The latest proposal has come from Senators Kennedy and Dodd of the Senate Health Committee. Their proposal is to charge annual assessments to employers that do not offer health insurance and have more than 25 employees. These assessments would be $750 per full-time employee per year and $375 per part-time employee per year. What that would mean to an employer that has 30 full-time employees and does not offer health insurance is an assessment of $22,500 per year or $1,875 per month. With an assessment of this magnitude, several different things could happen. One, the employer might cut jobs to get below 25 employees. Two, the employer may cut pay to try to stay in business. Three, the employer may just shut the doors and go out of business. I thought the government was trying to create jobs?

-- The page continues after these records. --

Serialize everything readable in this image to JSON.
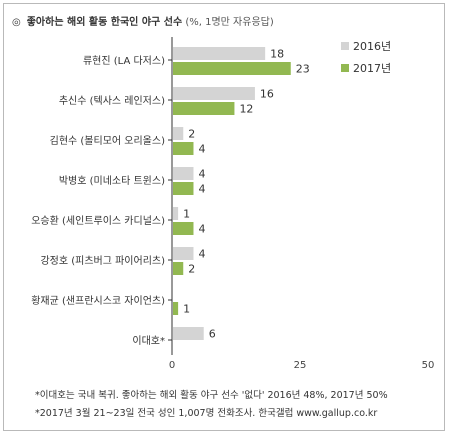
{
  "header": {
    "bullet": "◎",
    "title": "좋아하는 해외 활동 한국인 야구 선수",
    "unit_note": "(%, 1명만 자유응답)"
  },
  "footnotes": [
    "*이대호는 국내 복귀. 좋아하는 해외 활동 야구 선수 '없다' 2016년 48%, 2017년 50%",
    "*2017년 3월 21~23일 전국 성인 1,007명 전화조사. 한국갤럽 www.gallup.co.kr"
  ],
  "colors": {
    "s2016": "#d4d4d4",
    "s2017": "#92b851"
  },
  "chart_data": {
    "type": "bar",
    "orientation": "horizontal",
    "categories": [
      "류현진 (LA 다저스)",
      "추신수 (텍사스 레인저스)",
      "김현수 (볼티모어 오리올스)",
      "박병호 (미네소타 트윈스)",
      "오승환 (세인트루이스 카디널스)",
      "강정호 (피츠버그 파이어리츠)",
      "황재균 (샌프란시스코 자이언츠)",
      "이대호*"
    ],
    "series": [
      {
        "name": "2016년",
        "values": [
          18,
          16,
          2,
          4,
          1,
          4,
          null,
          6
        ]
      },
      {
        "name": "2017년",
        "values": [
          23,
          12,
          4,
          4,
          4,
          2,
          1,
          null
        ]
      }
    ],
    "xlim": [
      0,
      50
    ],
    "xticks": [
      0,
      25,
      50
    ],
    "legend": "top-right"
  }
}
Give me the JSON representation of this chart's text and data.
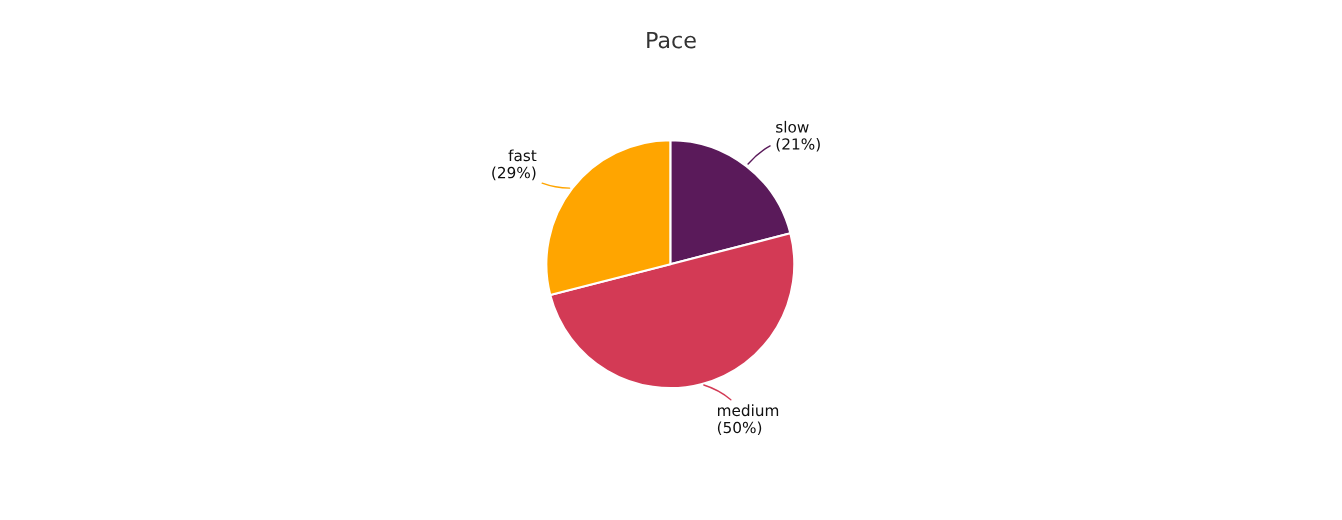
{
  "chart_data": {
    "type": "pie",
    "title": "Pace",
    "categories": [
      "slow",
      "medium",
      "fast"
    ],
    "values": [
      21,
      50,
      29
    ],
    "value_labels": [
      "(21%)",
      "(50%)",
      "(29%)"
    ],
    "colors": [
      "#5a1a5a",
      "#d33a55",
      "#ffa500"
    ],
    "legend": false
  }
}
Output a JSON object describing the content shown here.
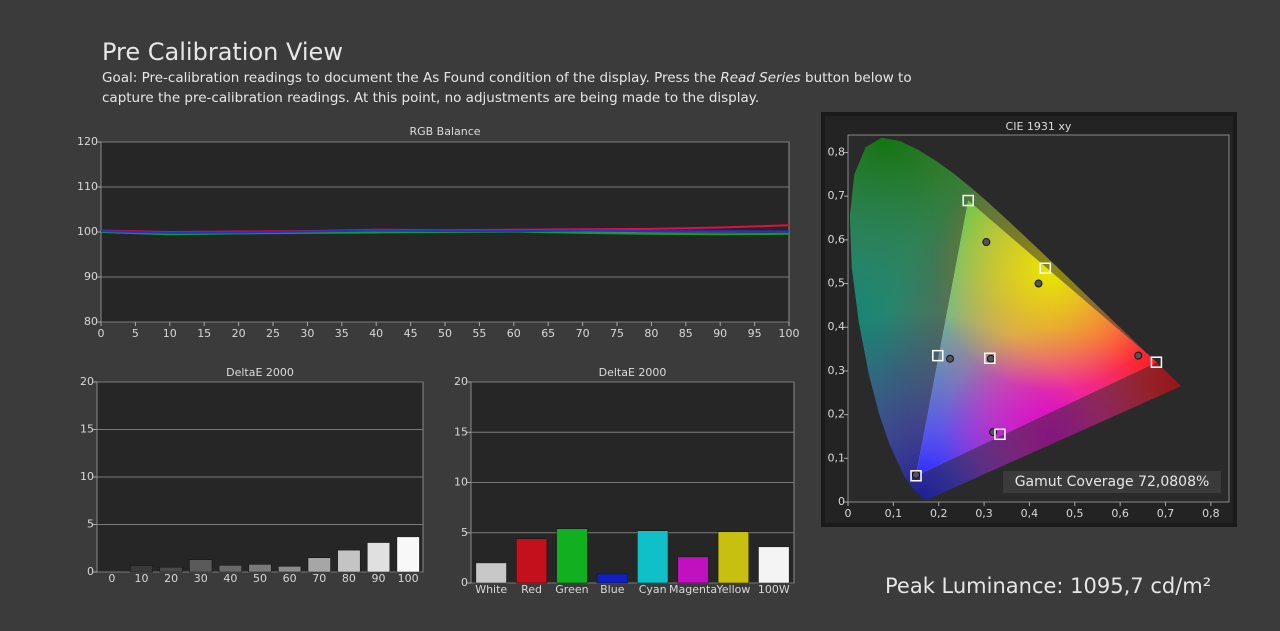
{
  "header": {
    "title": "Pre Calibration View",
    "goal": [
      "Goal: Pre-calibration readings to document the As Found condition of the display. Press the ",
      "Read Series",
      " button below to",
      "capture the pre-calibration readings. At this point, no adjustments are being made to the display."
    ]
  },
  "chart_data": [
    {
      "type": "line",
      "title": "RGB Balance",
      "x": [
        0,
        10,
        20,
        30,
        40,
        50,
        60,
        70,
        80,
        90,
        100
      ],
      "series": [
        {
          "color": "#e0103a",
          "values": [
            100.3,
            100.0,
            100.1,
            100.2,
            100.5,
            100.4,
            100.5,
            100.6,
            100.7,
            101.0,
            101.5
          ]
        },
        {
          "color": "#10a020",
          "values": [
            100.0,
            99.5,
            99.7,
            99.8,
            99.9,
            100.0,
            100.1,
            99.8,
            99.6,
            99.5,
            99.6
          ]
        },
        {
          "color": "#2030e0",
          "values": [
            100.2,
            99.8,
            99.9,
            100.1,
            100.3,
            100.2,
            100.2,
            100.3,
            100.2,
            100.2,
            100.1
          ]
        }
      ],
      "xlim": [
        0,
        100
      ],
      "xticks": [
        0,
        5,
        10,
        15,
        20,
        25,
        30,
        35,
        40,
        45,
        50,
        55,
        60,
        65,
        70,
        75,
        80,
        85,
        90,
        95,
        100
      ],
      "ylim": [
        80,
        120
      ],
      "yticks": [
        80,
        90,
        100,
        110,
        120
      ],
      "grid": true
    },
    {
      "type": "bar",
      "title": "DeltaE 2000",
      "categories": [
        "0",
        "10",
        "20",
        "30",
        "40",
        "50",
        "60",
        "70",
        "80",
        "90",
        "100"
      ],
      "values": [
        0,
        0.7,
        0.5,
        1.3,
        0.7,
        0.8,
        0.6,
        1.5,
        2.3,
        3.1,
        3.7
      ],
      "colors": [
        "#202020",
        "#3a3a3a",
        "#4a4a4a",
        "#5a5a5a",
        "#6a6a6a",
        "#7a7a7a",
        "#8c8c8c",
        "#a6a6a6",
        "#c4c4c4",
        "#e0e0e0",
        "#f8f8f8"
      ],
      "ylim": [
        0,
        20
      ],
      "yticks": [
        0,
        5,
        10,
        15,
        20
      ],
      "grid": true
    },
    {
      "type": "bar",
      "title": "DeltaE 2000",
      "categories": [
        "White",
        "Red",
        "Green",
        "Blue",
        "Cyan",
        "Magenta",
        "Yellow",
        "100W"
      ],
      "values": [
        2.0,
        4.4,
        5.4,
        0.9,
        5.2,
        2.6,
        5.1,
        3.6
      ],
      "colors": [
        "#c8c8c8",
        "#c4101c",
        "#10b020",
        "#1020c0",
        "#10c0c8",
        "#c010c0",
        "#c8c010",
        "#f4f4f4"
      ],
      "ylim": [
        0,
        20
      ],
      "yticks": [
        0,
        5,
        10,
        15,
        20
      ],
      "grid": true
    },
    {
      "type": "scatter",
      "title": "CIE 1931 xy",
      "series": [
        {
          "marker": "circle",
          "color": "#555555",
          "x": [
            0.64,
            0.305,
            0.15,
            0.225,
            0.32,
            0.42,
            0.315
          ],
          "y": [
            0.335,
            0.595,
            0.062,
            0.328,
            0.16,
            0.5,
            0.328
          ]
        },
        {
          "marker": "square",
          "color": "#ffffff",
          "x": [
            0.68,
            0.265,
            0.15,
            0.198,
            0.335,
            0.435,
            0.3127
          ],
          "y": [
            0.32,
            0.69,
            0.06,
            0.335,
            0.155,
            0.535,
            0.329
          ]
        }
      ],
      "xlim": [
        0,
        0.84
      ],
      "xticks": [
        0,
        {
          "value": 0.1,
          "label": "0,1"
        },
        {
          "value": 0.2,
          "label": "0,2"
        },
        {
          "value": 0.3,
          "label": "0,3"
        },
        {
          "value": 0.4,
          "label": "0,4"
        },
        {
          "value": 0.5,
          "label": "0,5"
        },
        {
          "value": 0.6,
          "label": "0,6"
        },
        {
          "value": 0.7,
          "label": "0,7"
        },
        {
          "value": 0.8,
          "label": "0,8"
        }
      ],
      "ylim": [
        0,
        0.84
      ],
      "yticks": [
        0,
        {
          "value": 0.1,
          "label": "0,1"
        },
        {
          "value": 0.2,
          "label": "0,2"
        },
        {
          "value": 0.3,
          "label": "0,3"
        },
        {
          "value": 0.4,
          "label": "0,4"
        },
        {
          "value": 0.5,
          "label": "0,5"
        },
        {
          "value": 0.6,
          "label": "0,6"
        },
        {
          "value": 0.7,
          "label": "0,7"
        },
        {
          "value": 0.8,
          "label": "0,8"
        }
      ],
      "grid": false
    }
  ],
  "gamut_coverage": "Gamut Coverage 72,0808%",
  "peak_luminance": "Peak Luminance: 1095,7 cd/m²"
}
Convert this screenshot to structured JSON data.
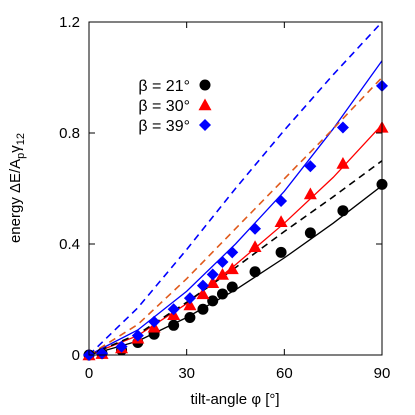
{
  "chart_data": {
    "type": "scatter",
    "title": "",
    "xlabel": "tilt-angle φ [°]",
    "ylabel": "energy ΔE/A",
    "ylabel_sub1": "p",
    "ylabel_mid": "γ",
    "ylabel_sub2": "12",
    "xlim": [
      0,
      90
    ],
    "ylim": [
      0,
      1.2
    ],
    "x_ticks": [
      0,
      30,
      60,
      90
    ],
    "x_tick_labels": [
      "0",
      "30",
      "60",
      "90"
    ],
    "y_ticks": [
      0,
      0.4,
      0.8,
      1.2
    ],
    "y_tick_labels": [
      "0",
      "0.4",
      "0.8",
      "1.2"
    ],
    "grid": false,
    "legend_position": "top-left",
    "series": [
      {
        "name": "β = 21°",
        "color": "#000000",
        "marker": "circle",
        "x": [
          0,
          4,
          10,
          15,
          20,
          26,
          31,
          35,
          38,
          41,
          44,
          51,
          59,
          68,
          78,
          90
        ],
        "y": [
          0,
          0.005,
          0.018,
          0.045,
          0.075,
          0.107,
          0.135,
          0.165,
          0.195,
          0.22,
          0.245,
          0.3,
          0.37,
          0.44,
          0.52,
          0.615
        ]
      },
      {
        "name": "β = 30°",
        "color": "#ff0000",
        "marker": "triangle",
        "x": [
          0,
          4,
          10,
          15,
          20,
          26,
          31,
          35,
          38,
          41,
          44,
          51,
          59,
          68,
          78,
          90
        ],
        "y": [
          0,
          0.005,
          0.025,
          0.06,
          0.1,
          0.145,
          0.18,
          0.22,
          0.26,
          0.29,
          0.31,
          0.39,
          0.48,
          0.58,
          0.69,
          0.82
        ]
      },
      {
        "name": "β = 39°",
        "color": "#0000ff",
        "marker": "diamond",
        "x": [
          0,
          4,
          10,
          15,
          20,
          26,
          31,
          35,
          38,
          41,
          44,
          51,
          59,
          68,
          78,
          90
        ],
        "y": [
          0,
          0.006,
          0.03,
          0.07,
          0.12,
          0.165,
          0.205,
          0.25,
          0.29,
          0.335,
          0.37,
          0.455,
          0.555,
          0.68,
          0.82,
          0.97
        ]
      }
    ],
    "lines": [
      {
        "color": "#000000",
        "dash": false,
        "x": [
          0,
          15,
          30,
          45,
          60,
          75,
          90
        ],
        "y": [
          0,
          0.05,
          0.135,
          0.235,
          0.35,
          0.475,
          0.61
        ]
      },
      {
        "color": "#ff0000",
        "dash": false,
        "x": [
          0,
          15,
          30,
          45,
          60,
          75,
          90
        ],
        "y": [
          0,
          0.07,
          0.185,
          0.325,
          0.475,
          0.64,
          0.83
        ]
      },
      {
        "color": "#0000ff",
        "dash": false,
        "x": [
          0,
          15,
          30,
          45,
          60,
          75,
          90
        ],
        "y": [
          0,
          0.09,
          0.23,
          0.4,
          0.59,
          0.815,
          1.06
        ]
      },
      {
        "color": "#000000",
        "dash": true,
        "x": [
          0,
          15,
          30,
          45,
          60,
          75,
          90
        ],
        "y": [
          0,
          0.075,
          0.19,
          0.315,
          0.445,
          0.57,
          0.7
        ]
      },
      {
        "color": "#e05a1c",
        "dash": true,
        "x": [
          0,
          15,
          30,
          45,
          60,
          75,
          90
        ],
        "y": [
          0,
          0.11,
          0.275,
          0.455,
          0.635,
          0.815,
          1.0
        ]
      },
      {
        "color": "#0000ff",
        "dash": true,
        "x": [
          0,
          15,
          30,
          45,
          60,
          75,
          90
        ],
        "y": [
          0,
          0.17,
          0.38,
          0.6,
          0.81,
          1.01,
          1.2
        ]
      }
    ]
  }
}
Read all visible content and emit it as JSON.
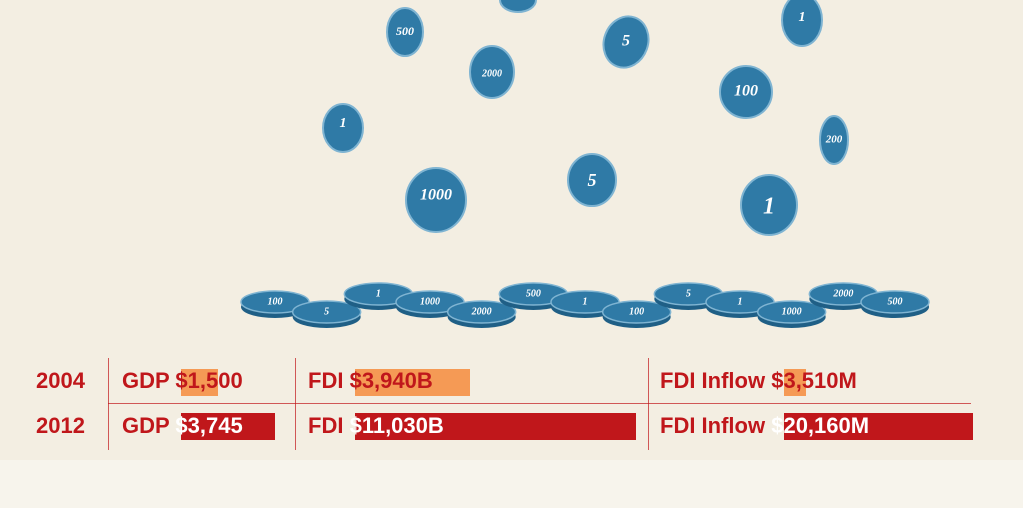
{
  "coins": [
    "500",
    "5",
    "2000",
    "1",
    "100",
    "1",
    "200",
    "1000",
    "5",
    "1"
  ],
  "stack": [
    "100",
    "5",
    "1",
    "1000",
    "2000",
    "500",
    "1",
    "100",
    "5",
    "1",
    "1000",
    "2000",
    "500"
  ],
  "rows": [
    {
      "year": "2004",
      "gdp_label": "GDP",
      "gdp": "$1,500",
      "fdi_label": "FDI",
      "fdi": "$3,940B",
      "inflow_label": "FDI Inflow",
      "inflow": "$3,510M"
    },
    {
      "year": "2012",
      "gdp_label": "GDP",
      "gdp": "$3,745",
      "fdi_label": "FDI",
      "fdi": "$11,030B",
      "inflow_label": "FDI Inflow",
      "inflow": "$20,160M"
    }
  ]
}
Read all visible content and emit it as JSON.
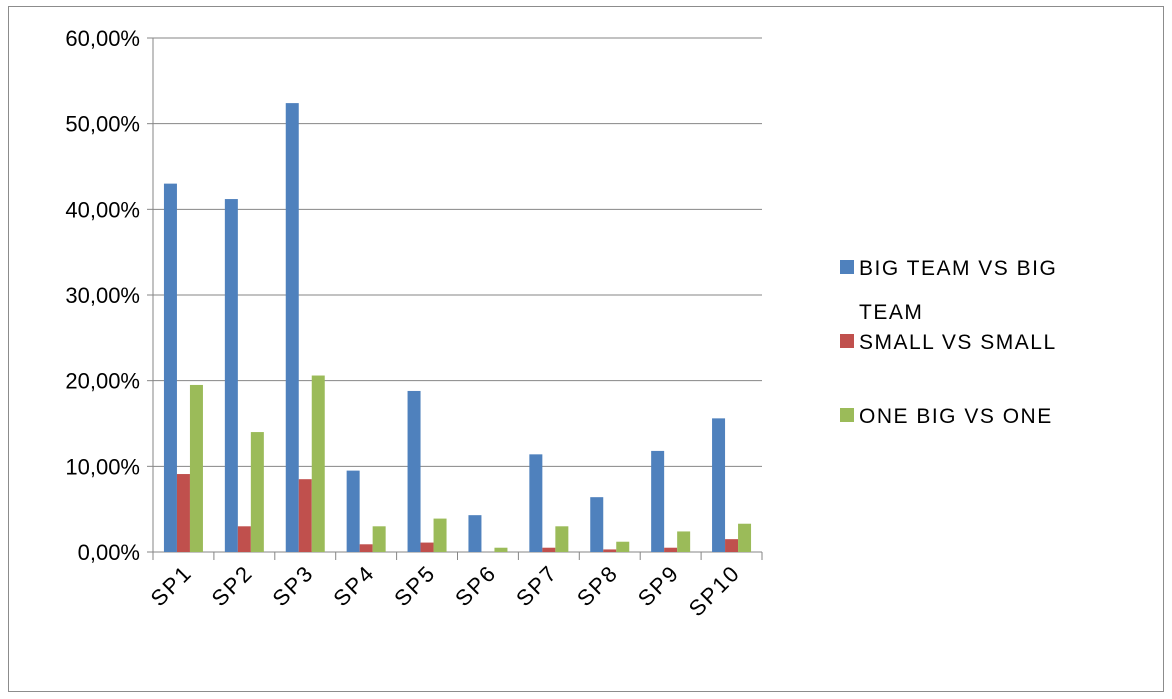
{
  "chart_data": {
    "type": "bar",
    "categories": [
      "SP1",
      "SP2",
      "SP3",
      "SP4",
      "SP5",
      "SP6",
      "SP7",
      "SP8",
      "SP9",
      "SP10"
    ],
    "series": [
      {
        "name": "BIG TEAM VS BIG TEAM",
        "color": "#4f81bd",
        "values": [
          0.43,
          0.412,
          0.524,
          0.095,
          0.188,
          0.043,
          0.114,
          0.064,
          0.118,
          0.156
        ]
      },
      {
        "name": "SMALL VS SMALL",
        "color": "#c0504d",
        "values": [
          0.091,
          0.03,
          0.085,
          0.009,
          0.011,
          0.0,
          0.005,
          0.003,
          0.005,
          0.015
        ]
      },
      {
        "name": "ONE BIG VS ONE",
        "color": "#9bbb59",
        "values": [
          0.195,
          0.14,
          0.206,
          0.03,
          0.039,
          0.005,
          0.03,
          0.012,
          0.024,
          0.033
        ]
      }
    ],
    "y_ticks": [
      "0,00%",
      "10,00%",
      "20,00%",
      "30,00%",
      "40,00%",
      "50,00%",
      "60,00%"
    ],
    "ylim": [
      0,
      0.6
    ],
    "grid": true,
    "legend_position": "right",
    "legend_lines": [
      [
        "BIG TEAM VS BIG",
        "TEAM"
      ],
      [
        "SMALL VS SMALL"
      ],
      [
        "ONE BIG VS ONE"
      ]
    ],
    "title": "",
    "xlabel": "",
    "ylabel": ""
  }
}
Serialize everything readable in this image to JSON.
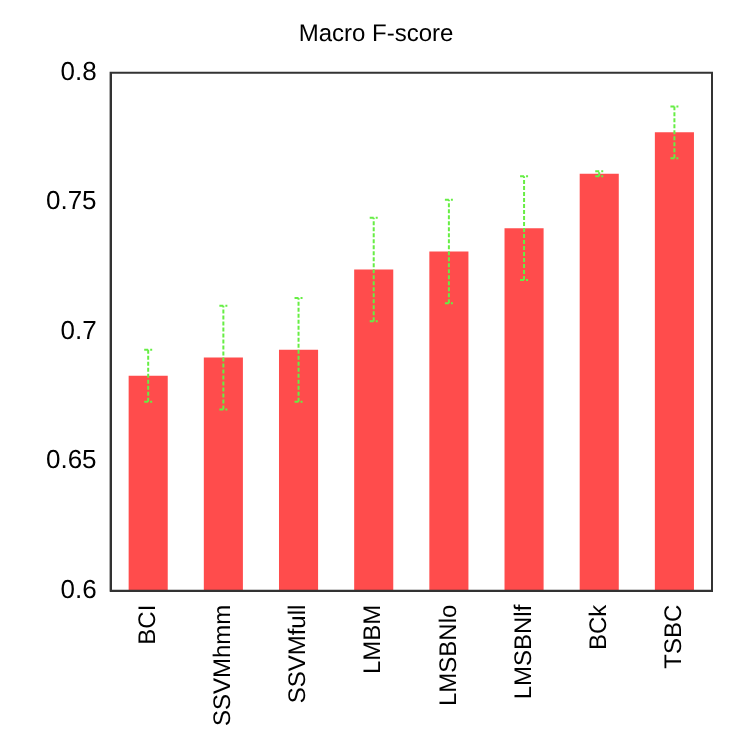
{
  "chart_data": {
    "type": "bar",
    "title": "Macro F-score",
    "categories": [
      "BCI",
      "SSVMhmm",
      "SSVMfull",
      "LMBM",
      "LMSBNlo",
      "LMSBNlf",
      "BCk",
      "TSBC"
    ],
    "values": [
      0.683,
      0.69,
      0.693,
      0.724,
      0.731,
      0.74,
      0.761,
      0.777
    ],
    "errors": [
      0.01,
      0.02,
      0.02,
      0.02,
      0.02,
      0.02,
      0.001,
      0.01
    ],
    "color": "#ff4c4c",
    "ylim": [
      0.6,
      0.8
    ],
    "yticks": [
      0.6,
      0.65,
      0.7,
      0.75,
      0.8
    ],
    "grid": false,
    "legend": false
  }
}
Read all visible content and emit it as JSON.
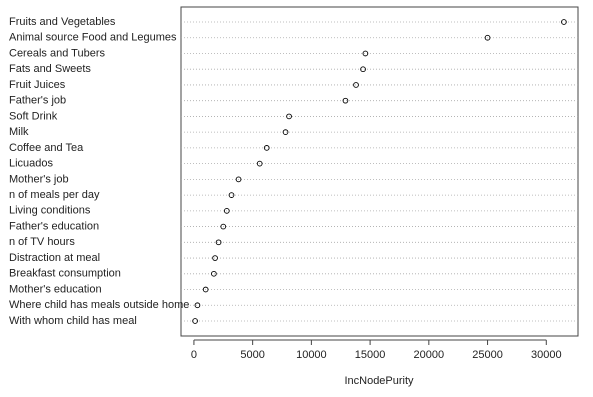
{
  "chart_data": {
    "type": "dot",
    "categories": [
      "Fruits and Vegetables",
      "Animal source Food and Legumes",
      "Cereals and Tubers",
      "Fats and Sweets",
      "Fruit Juices",
      "Father's job",
      "Soft Drink",
      "Milk",
      "Coffee and Tea",
      "Licuados",
      "Mother's job",
      "n of meals per day",
      "Living conditions",
      "Father's education",
      "n of TV hours",
      "Distraction at meal",
      "Breakfast consumption",
      "Mother's education",
      "Where child has meals outside home",
      "With whom child has meal"
    ],
    "values": [
      31500,
      25000,
      14600,
      14400,
      13800,
      12900,
      8100,
      7800,
      6200,
      5600,
      3800,
      3200,
      2800,
      2500,
      2100,
      1800,
      1700,
      1000,
      300,
      100
    ],
    "x_label": "IncNodePurity",
    "xlim": [
      -1100,
      32700
    ],
    "xticks": [
      0,
      5000,
      10000,
      15000,
      20000,
      25000,
      30000
    ],
    "color": "#000000"
  }
}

It seems to me that some of the health care proposals are just dreamed up and not carefully researched for the possible impact that they would have not only on employers but also on employees. This proposal could have drastic repercussions on the work force. Just think about the restaurant industry. The majority of the work force in the restaurant business is part-time. At $375 an employee per year, will a restaurant be able to keep its doors open?
With the economy in the shape that it is, it just seems to me that we shouldn’t be jumping at anything that is going to possibly eliminate jobs. While health insurance is one of the most important topics of our president, just doing something to do it is not a very good decision. Whatever we eventually do with our health insurance system is not a decision that can be made lightly. All possible repercussions and long-range effects need to be thought out carefully. One of the most important things that should be considered is: Will the changes create more jobs or will it destroy more jobs? Also, how much is it going to cost us? Maybe we could just print some more money. It seems to be plentiful in Washington or we could just keep some of the millions that are sent overseas right here at home.